Why Panera’s ‘No-No List’ Is A Terrible Thing


Panera Bread just made a rather splashy announcement that it’s getting rid of about 150 ingredients by the end of 2016. And most of them are things you’ve probably never heard of. And it would be a great move… if it weren’t blatantly engineered to get publicity instead of making food healthier.

First of all, the list isn’t quite what it seems: If you look closely, about half of it is stuff Panera doesn’t even use in the first place. That should be your first warning sign this is a publicity stunt, not an attempt to improve public health. When you look at the ingredients being removed, there’s even more cause for concern.

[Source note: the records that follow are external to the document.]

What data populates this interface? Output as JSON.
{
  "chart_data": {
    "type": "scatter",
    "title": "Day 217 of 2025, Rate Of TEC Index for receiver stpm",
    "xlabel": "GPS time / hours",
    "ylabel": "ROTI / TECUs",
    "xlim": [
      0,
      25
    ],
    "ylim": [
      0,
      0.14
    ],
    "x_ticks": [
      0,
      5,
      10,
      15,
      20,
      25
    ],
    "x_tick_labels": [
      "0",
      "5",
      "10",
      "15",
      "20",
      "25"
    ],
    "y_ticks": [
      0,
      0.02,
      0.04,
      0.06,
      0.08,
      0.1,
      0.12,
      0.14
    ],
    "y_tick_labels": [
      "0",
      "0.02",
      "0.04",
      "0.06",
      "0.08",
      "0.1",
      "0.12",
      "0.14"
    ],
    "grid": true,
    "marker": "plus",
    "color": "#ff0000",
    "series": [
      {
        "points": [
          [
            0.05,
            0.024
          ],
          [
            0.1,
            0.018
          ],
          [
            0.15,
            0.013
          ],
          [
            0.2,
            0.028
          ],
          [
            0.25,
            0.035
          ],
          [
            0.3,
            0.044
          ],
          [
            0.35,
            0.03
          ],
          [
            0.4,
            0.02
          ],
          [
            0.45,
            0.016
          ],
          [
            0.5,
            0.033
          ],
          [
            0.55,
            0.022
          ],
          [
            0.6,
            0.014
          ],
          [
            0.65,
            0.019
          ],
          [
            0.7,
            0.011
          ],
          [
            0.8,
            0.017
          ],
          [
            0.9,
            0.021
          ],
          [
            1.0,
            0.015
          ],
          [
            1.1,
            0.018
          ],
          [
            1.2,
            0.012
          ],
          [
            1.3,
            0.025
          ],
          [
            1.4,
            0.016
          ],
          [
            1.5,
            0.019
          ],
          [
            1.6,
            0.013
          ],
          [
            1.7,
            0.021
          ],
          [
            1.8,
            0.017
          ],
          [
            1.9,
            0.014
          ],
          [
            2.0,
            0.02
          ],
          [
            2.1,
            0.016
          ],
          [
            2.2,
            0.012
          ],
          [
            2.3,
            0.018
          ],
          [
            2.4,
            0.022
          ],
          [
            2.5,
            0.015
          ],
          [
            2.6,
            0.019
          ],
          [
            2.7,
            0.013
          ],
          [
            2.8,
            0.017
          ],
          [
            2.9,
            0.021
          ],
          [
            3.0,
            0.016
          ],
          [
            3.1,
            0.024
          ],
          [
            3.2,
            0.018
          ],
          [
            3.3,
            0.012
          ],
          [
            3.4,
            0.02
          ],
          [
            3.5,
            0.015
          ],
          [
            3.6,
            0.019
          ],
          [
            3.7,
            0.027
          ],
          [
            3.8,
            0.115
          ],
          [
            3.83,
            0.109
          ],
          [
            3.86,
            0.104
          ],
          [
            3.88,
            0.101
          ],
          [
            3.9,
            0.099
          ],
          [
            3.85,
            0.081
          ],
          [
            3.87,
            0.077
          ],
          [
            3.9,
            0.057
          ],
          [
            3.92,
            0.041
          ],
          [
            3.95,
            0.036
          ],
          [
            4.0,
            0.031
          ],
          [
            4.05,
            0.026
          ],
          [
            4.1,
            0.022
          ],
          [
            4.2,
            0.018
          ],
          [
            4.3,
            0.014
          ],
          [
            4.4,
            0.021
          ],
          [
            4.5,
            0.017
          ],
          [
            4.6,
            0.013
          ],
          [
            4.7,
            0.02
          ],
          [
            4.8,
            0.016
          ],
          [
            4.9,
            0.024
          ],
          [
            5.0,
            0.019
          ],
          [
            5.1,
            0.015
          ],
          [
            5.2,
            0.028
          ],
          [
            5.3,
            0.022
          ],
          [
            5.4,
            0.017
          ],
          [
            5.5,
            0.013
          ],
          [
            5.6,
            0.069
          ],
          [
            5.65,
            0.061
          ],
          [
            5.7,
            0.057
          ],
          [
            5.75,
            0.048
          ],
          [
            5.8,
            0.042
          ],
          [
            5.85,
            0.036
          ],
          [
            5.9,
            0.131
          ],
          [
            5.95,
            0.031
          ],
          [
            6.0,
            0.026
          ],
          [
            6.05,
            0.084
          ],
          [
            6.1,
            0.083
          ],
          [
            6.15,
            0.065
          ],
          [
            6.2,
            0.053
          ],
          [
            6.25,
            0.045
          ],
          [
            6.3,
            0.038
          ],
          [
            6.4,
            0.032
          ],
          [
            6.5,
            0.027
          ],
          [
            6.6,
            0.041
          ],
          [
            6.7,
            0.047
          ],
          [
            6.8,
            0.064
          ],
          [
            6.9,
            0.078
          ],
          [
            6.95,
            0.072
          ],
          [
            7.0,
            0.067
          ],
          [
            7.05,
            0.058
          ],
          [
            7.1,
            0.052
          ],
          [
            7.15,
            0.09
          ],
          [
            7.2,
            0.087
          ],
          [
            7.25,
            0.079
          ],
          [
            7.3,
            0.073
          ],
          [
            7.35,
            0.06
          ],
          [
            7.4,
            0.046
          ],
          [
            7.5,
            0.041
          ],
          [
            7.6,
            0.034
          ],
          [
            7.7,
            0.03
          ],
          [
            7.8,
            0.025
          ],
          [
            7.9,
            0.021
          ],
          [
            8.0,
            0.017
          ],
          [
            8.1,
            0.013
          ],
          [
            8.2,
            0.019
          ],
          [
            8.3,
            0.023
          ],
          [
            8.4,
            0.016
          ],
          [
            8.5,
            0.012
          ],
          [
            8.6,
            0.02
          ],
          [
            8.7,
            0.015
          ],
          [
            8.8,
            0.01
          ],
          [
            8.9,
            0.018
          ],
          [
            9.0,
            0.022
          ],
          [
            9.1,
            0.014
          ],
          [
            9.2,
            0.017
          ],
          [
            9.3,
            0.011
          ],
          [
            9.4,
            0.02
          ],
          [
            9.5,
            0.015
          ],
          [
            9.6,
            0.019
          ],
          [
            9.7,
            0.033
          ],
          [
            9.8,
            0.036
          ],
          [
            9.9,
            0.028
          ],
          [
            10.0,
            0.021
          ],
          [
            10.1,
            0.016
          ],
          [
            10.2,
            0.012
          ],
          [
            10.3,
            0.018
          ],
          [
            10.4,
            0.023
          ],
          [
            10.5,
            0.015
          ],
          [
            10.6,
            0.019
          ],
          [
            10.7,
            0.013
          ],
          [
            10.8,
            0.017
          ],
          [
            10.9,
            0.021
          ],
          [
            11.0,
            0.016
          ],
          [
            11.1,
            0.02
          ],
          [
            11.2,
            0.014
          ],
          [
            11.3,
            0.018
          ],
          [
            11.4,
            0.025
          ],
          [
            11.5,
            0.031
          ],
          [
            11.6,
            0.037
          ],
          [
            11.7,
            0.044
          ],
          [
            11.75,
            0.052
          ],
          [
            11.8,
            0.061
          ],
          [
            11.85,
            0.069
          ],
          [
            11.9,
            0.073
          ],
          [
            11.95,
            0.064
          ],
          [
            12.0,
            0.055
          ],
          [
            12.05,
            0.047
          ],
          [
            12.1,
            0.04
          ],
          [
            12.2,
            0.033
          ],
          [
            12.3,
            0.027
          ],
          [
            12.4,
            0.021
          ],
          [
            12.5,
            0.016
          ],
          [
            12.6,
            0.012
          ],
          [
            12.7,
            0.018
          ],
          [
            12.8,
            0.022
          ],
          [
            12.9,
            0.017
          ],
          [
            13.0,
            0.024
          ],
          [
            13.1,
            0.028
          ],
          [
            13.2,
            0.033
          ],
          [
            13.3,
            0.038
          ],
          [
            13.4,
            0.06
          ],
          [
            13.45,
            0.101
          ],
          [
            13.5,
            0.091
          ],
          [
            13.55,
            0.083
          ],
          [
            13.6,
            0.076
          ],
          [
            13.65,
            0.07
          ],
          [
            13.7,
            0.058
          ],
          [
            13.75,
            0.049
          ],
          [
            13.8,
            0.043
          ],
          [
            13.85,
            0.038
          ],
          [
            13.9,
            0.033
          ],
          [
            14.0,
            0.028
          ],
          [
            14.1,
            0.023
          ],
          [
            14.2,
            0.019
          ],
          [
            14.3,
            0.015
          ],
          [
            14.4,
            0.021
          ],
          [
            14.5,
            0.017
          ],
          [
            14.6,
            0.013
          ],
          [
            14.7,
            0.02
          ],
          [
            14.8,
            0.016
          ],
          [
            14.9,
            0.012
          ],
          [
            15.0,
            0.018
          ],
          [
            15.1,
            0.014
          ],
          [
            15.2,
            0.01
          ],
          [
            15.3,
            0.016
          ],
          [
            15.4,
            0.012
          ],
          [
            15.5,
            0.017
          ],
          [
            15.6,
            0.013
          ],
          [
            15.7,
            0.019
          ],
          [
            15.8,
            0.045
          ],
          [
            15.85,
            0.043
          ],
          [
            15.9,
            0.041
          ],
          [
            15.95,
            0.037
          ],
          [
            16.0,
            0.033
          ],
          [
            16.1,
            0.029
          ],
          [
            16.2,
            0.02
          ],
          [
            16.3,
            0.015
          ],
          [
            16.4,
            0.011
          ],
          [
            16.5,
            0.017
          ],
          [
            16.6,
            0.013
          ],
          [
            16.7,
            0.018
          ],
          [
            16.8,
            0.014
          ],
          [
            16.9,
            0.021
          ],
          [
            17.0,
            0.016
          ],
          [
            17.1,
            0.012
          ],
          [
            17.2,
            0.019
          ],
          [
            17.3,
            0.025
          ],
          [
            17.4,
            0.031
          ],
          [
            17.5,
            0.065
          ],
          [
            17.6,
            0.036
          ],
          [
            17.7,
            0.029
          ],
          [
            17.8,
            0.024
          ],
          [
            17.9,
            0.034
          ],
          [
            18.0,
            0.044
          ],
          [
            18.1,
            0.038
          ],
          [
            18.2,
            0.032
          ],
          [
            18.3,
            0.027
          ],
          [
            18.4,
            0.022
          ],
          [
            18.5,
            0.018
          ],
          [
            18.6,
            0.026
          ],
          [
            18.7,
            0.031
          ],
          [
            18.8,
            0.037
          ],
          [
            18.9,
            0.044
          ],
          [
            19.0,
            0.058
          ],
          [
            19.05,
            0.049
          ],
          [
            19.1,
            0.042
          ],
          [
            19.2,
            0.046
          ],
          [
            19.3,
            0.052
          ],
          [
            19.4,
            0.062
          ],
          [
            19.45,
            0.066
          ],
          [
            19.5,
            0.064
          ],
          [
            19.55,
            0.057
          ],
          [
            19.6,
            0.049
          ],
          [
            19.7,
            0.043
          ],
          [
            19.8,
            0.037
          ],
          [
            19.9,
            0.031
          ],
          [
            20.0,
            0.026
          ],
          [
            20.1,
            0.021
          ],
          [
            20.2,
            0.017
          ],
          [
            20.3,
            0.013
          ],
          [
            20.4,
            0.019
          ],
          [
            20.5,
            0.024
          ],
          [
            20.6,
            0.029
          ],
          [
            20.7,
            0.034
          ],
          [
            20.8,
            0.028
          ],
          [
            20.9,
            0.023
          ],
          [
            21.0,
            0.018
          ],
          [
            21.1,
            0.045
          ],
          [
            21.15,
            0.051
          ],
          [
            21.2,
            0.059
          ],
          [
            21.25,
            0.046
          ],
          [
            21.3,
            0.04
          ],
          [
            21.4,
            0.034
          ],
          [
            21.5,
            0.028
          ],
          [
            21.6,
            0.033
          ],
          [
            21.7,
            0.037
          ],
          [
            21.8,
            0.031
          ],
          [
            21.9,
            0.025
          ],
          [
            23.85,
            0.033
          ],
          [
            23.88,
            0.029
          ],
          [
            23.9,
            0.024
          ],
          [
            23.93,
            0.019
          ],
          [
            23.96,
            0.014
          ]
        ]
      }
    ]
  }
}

Here’s a good example, and it’s one of the first on the list: Alum. Alum is used as a preservative, but it also happens to be in styptic pencils, depilatories, and other cosmetics. Basically, you rub alum on your skin all the time in much higher doses than you would ever actually eat.

Or how about butylated hydroxyanisole, or BHA? It’s an antioxidant used to keep fats from going rancid, and it’s a boogeyman among the eating-natural set, because they think it causes cancer. This is based on the fact that science has found that it, uh, doesn’t cause cancer in humans. In fact, in mice, it may have the opposite effect. Essentially, science has found you should not eat huge amounts of BHA, more than you would ever consume in the course of your natural life, if you are a hamster.

Even worse, in some respects, is the stuff they don’t use. Take lard: It’s actually a lot better for you than, say, butter. Lard has less saturated fat and more monounsaturated fat (i.e. the fat you want to eat when you eat fat) than butter. Lard is not health food by any stretch of the imagination, but as fats you cook with go, it’s probably the last thing you want to throw out of the kitchen if you’re health-conscious.

Some of these removals make sense: For example, vanillin is widely used and harmless for the vast majority of us, but it may trigger migraines in some sufferers. But by and large, their list of ingredients reads less like a list of stuff you don’t want in your food, and more like a list of stuff selected because it’s cheap to get rid of it and has a scary chemical name.

What’s even more worrying is the list we’re not seeing: Panera isn’t just going to stop flavoring things and adding preservatives to them. If they’re getting rid of one thing, they’re swapping it out for another or using more of something else. The No-No List has, somewhere, an accompanying Yes-Yes List, and that’s the list I’d really like to see.

Demonizing random chemicals is not just stupid; it’s dangerous. As any doctor can tell you, it’s rarely the chemical and almost always the dose. For example, if you eat anything that comes out of the ground, or anything that eats anything that comes out of the ground, you’re getting a fairly low dose of arsenic in your diet. There is no “organic” process that can stop this, but the dose is so low it’s harmless.

It’s true that food science and chemistry is constantly evolving, and as we learn more about ingredients and how we metabolize them, what we should and shouldn’t eat is going to change. Both consumers and companies should be fully aware of what they’re using and eating, but catering to a psuedoscientific panic over “chemicals” is irresponsible, period, and the places we eat from should work to actually inform us, instead of going along with the mob.